Tuesday, January 25, 2005

a stolen book now in dispute

A dispute between the German government and a St. Louis bookseller has risen over a rare book of 16th century drawings and etchings. As much as booksellers are frequently described as having less than perfect morals, I don't personally know any dealers who wouldn't recognize that it is abundantly clear that the book belongs back in the collection it was stolen from (not by the dealer). The dealer did a bit of homework, and seems to have originally operated in good faith, but it doesn't matter in the end. The book was stolen, and should be returned. (thanks to bookslut for the link)

Friday, January 21, 2005

woodcut masterworks at the Grolier Club

A current exhibition at the Grolier Club, NYC, displays early woodcut illustrated books collected by Lessing J Rosenwald. The 15th and 16th century books, include works by Durer, Urs Graf and Hans Burgkmair. The exhibition is up through February 5th.

Sunday, January 02, 2005


Can't wait until March when 'Mondovino', Jonathan Nossiter's documentary about winemaking and globalisation comes to America. Nossiter's 2.5 hour paean to small vineyards and local methods has already struck a nerve with some of the large scale producers, and should continue to do so as the film gets wider distribution. It is perhaps in winemaking that the idea of "local is best" is most evident.
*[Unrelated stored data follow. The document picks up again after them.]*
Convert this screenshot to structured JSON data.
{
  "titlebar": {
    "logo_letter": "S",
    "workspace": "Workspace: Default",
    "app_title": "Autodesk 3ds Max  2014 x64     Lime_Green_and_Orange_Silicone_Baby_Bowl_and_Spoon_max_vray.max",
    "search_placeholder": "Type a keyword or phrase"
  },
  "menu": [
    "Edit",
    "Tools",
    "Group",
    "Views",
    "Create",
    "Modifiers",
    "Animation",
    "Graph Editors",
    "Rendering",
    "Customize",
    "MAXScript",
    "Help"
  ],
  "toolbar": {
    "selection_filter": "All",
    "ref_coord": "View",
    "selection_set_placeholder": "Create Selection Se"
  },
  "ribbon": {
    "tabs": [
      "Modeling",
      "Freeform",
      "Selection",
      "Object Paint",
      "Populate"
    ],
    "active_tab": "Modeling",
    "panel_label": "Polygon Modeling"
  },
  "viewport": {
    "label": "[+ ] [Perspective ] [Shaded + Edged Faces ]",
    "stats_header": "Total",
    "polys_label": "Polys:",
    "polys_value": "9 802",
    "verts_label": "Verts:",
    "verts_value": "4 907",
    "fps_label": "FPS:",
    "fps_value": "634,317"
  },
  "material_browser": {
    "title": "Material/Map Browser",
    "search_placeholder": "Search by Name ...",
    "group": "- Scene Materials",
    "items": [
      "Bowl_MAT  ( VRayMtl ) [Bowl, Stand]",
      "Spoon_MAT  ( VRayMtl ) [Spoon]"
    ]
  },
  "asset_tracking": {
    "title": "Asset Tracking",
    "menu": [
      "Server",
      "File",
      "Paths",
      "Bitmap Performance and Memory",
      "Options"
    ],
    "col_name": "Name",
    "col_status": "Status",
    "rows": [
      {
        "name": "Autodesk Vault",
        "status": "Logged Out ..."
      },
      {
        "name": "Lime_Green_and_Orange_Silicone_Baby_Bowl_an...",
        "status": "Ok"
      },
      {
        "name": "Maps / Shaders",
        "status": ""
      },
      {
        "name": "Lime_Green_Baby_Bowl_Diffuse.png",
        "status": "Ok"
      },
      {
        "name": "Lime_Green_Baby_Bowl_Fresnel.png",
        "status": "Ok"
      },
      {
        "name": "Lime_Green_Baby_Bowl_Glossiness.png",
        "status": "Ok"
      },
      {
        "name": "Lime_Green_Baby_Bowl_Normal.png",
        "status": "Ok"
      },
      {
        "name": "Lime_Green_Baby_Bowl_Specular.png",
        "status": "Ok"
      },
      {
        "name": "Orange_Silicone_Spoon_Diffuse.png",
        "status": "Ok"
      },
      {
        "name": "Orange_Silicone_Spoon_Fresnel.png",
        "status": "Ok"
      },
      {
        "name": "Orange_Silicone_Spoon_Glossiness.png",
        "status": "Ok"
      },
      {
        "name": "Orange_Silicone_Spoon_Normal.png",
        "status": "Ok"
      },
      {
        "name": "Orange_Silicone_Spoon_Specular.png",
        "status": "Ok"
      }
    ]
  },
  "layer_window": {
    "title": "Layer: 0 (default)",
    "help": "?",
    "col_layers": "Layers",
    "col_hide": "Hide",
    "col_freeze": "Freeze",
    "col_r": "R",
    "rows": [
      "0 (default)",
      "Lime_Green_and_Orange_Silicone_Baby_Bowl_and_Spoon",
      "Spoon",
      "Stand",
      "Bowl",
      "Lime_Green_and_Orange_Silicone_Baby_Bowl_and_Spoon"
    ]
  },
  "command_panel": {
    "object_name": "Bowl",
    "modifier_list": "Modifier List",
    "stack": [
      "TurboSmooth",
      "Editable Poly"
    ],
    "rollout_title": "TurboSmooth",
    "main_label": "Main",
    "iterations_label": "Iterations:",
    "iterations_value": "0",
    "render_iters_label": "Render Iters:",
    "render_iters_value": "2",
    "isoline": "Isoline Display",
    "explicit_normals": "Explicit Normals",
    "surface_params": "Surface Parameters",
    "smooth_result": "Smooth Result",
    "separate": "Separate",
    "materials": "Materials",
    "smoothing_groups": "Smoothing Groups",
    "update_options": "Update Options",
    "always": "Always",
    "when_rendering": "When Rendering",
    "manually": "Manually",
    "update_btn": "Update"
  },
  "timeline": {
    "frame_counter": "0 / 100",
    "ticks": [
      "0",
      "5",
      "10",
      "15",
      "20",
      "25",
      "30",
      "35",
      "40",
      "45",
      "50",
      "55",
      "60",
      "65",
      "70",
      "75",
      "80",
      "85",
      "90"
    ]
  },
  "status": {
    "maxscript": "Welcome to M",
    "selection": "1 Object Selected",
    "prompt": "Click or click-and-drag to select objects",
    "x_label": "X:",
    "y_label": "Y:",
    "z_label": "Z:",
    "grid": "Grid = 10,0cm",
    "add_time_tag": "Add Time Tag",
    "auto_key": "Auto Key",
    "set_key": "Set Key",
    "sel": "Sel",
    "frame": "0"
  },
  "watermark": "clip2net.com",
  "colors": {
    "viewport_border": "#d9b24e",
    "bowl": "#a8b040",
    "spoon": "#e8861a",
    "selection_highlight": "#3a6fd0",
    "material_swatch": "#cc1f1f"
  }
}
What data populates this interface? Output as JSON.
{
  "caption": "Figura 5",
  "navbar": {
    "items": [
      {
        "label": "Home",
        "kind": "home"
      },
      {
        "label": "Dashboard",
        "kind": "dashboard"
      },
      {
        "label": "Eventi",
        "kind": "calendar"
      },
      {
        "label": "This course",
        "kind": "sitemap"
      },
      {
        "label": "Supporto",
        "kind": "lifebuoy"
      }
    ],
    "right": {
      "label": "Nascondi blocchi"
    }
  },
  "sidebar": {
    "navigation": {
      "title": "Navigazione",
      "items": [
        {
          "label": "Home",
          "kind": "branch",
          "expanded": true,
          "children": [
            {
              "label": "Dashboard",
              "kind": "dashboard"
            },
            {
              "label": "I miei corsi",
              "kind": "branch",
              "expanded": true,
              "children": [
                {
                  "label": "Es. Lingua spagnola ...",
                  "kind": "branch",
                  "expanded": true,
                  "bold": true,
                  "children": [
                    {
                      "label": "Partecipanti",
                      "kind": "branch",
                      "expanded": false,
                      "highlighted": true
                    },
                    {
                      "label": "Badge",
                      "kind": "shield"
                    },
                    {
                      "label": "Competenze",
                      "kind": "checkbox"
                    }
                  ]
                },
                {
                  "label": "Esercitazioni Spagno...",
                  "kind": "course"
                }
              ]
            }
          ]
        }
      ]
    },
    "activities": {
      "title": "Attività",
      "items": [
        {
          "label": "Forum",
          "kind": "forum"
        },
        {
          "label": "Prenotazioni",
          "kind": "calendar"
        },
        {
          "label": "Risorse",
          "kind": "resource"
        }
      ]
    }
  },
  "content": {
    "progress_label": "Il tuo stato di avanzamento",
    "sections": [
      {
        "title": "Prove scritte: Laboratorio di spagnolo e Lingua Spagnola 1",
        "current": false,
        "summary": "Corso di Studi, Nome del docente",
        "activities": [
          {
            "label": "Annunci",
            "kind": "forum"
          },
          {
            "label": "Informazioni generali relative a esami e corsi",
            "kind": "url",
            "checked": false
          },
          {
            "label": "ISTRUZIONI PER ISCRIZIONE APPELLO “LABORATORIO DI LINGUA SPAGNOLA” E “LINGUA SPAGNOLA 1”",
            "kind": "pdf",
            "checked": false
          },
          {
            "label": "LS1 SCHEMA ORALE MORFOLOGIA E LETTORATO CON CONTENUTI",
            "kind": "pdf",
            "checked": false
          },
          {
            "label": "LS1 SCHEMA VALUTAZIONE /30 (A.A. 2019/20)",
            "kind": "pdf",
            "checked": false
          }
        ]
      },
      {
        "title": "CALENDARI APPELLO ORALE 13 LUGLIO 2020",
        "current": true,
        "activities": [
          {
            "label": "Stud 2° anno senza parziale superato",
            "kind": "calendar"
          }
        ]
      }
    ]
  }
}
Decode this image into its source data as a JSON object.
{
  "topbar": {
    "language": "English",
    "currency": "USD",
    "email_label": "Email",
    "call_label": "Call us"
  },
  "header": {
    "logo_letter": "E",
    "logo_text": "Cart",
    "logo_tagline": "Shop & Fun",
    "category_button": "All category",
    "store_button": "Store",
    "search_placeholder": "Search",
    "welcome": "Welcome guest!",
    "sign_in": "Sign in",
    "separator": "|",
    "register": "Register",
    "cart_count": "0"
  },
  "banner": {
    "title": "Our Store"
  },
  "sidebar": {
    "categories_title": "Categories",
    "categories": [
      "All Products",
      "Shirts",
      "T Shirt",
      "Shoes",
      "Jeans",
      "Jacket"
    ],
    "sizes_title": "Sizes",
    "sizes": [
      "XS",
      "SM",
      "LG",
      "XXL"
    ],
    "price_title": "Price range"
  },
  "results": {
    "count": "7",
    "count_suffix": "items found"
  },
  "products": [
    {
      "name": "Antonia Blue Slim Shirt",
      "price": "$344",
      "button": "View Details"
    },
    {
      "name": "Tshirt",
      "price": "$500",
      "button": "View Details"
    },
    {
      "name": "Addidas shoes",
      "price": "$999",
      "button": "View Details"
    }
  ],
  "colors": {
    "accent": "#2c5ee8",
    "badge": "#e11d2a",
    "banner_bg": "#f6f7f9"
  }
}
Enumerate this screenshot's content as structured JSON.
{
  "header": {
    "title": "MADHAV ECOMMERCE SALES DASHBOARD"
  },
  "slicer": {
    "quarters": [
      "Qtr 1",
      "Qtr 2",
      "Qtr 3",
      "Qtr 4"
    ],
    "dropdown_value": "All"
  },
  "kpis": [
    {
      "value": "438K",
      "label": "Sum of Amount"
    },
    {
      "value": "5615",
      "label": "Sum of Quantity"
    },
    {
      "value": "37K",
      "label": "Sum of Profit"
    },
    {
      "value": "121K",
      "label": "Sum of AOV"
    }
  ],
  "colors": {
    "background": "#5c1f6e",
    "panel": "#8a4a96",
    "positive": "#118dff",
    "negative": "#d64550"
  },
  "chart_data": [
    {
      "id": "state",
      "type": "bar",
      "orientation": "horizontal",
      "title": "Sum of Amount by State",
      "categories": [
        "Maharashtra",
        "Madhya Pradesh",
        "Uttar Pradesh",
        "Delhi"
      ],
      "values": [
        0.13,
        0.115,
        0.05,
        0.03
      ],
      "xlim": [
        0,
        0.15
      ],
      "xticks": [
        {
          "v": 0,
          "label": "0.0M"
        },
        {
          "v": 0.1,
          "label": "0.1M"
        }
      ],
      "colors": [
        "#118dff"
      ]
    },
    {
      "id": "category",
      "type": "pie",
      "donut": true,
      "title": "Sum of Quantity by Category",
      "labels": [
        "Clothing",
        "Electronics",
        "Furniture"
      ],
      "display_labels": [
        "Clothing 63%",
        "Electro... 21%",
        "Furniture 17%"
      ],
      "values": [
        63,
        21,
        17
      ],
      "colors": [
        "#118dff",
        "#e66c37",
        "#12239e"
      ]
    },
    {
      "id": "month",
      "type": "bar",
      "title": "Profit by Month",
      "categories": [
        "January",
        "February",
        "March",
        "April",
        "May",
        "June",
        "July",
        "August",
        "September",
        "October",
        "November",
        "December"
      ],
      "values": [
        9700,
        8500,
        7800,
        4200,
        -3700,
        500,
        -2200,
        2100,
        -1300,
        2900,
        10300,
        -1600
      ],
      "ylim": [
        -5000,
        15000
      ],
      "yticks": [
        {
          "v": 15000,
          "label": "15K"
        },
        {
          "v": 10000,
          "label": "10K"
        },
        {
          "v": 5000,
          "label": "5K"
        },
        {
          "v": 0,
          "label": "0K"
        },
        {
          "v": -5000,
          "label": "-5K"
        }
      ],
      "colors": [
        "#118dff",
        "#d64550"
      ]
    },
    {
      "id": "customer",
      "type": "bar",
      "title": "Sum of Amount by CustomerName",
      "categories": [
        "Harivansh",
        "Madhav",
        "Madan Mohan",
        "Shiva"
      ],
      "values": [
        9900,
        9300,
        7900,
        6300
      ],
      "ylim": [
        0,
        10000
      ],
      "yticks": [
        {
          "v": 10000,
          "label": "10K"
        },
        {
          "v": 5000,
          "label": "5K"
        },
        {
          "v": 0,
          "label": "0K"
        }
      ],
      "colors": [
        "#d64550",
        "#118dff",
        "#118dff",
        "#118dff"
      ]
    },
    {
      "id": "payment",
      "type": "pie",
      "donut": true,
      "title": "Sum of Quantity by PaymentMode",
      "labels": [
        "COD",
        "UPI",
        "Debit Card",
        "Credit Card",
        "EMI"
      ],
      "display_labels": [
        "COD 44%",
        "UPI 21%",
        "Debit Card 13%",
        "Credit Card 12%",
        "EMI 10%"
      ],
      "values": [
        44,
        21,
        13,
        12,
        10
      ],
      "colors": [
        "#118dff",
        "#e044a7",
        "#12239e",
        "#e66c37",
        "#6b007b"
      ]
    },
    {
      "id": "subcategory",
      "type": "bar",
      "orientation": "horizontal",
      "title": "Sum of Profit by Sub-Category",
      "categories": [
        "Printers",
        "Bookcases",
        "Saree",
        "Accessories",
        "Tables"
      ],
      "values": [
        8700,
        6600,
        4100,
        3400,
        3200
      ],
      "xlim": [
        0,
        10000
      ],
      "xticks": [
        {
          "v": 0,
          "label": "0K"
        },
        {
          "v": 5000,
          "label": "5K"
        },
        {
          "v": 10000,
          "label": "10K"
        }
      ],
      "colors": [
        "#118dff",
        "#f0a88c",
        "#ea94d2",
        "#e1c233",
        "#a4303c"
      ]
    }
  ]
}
Fine wines have almost always been identified by region and sought by educated drinkers and collectors who have known that two vineyards on opposite sides of a river valley can create radically different qualities of wine. So why now the push for homogenization? We'll see what Nossiter says, but my own guess is that the emphasis on varietals in naming (Merlot, Chardonnay, etc.) has conspired with efforts to open new markets to create global consistency of the characteristics (as defined by whom?) for those grapes. Connoiseurs will still follow terroir, which seems to be staging a comeback on its own, but in the meantime how many wonderful vineyards will be pulled up to be replanted with grapes whichcan command higher prices on the world market? Let's hope the forces for small will win out in the end.
Jared Diamond's Collapse: How Societies Choose to Fail or Survive, is shaping up to be one of the more talked about non-fiction titles of the beginning of the year. First a lengthy positive review in the New Yorker, followed by a half-page Op-Ed in the NYTimes. Now the title has been included in the Guardian's list of literary highlights of the coming year.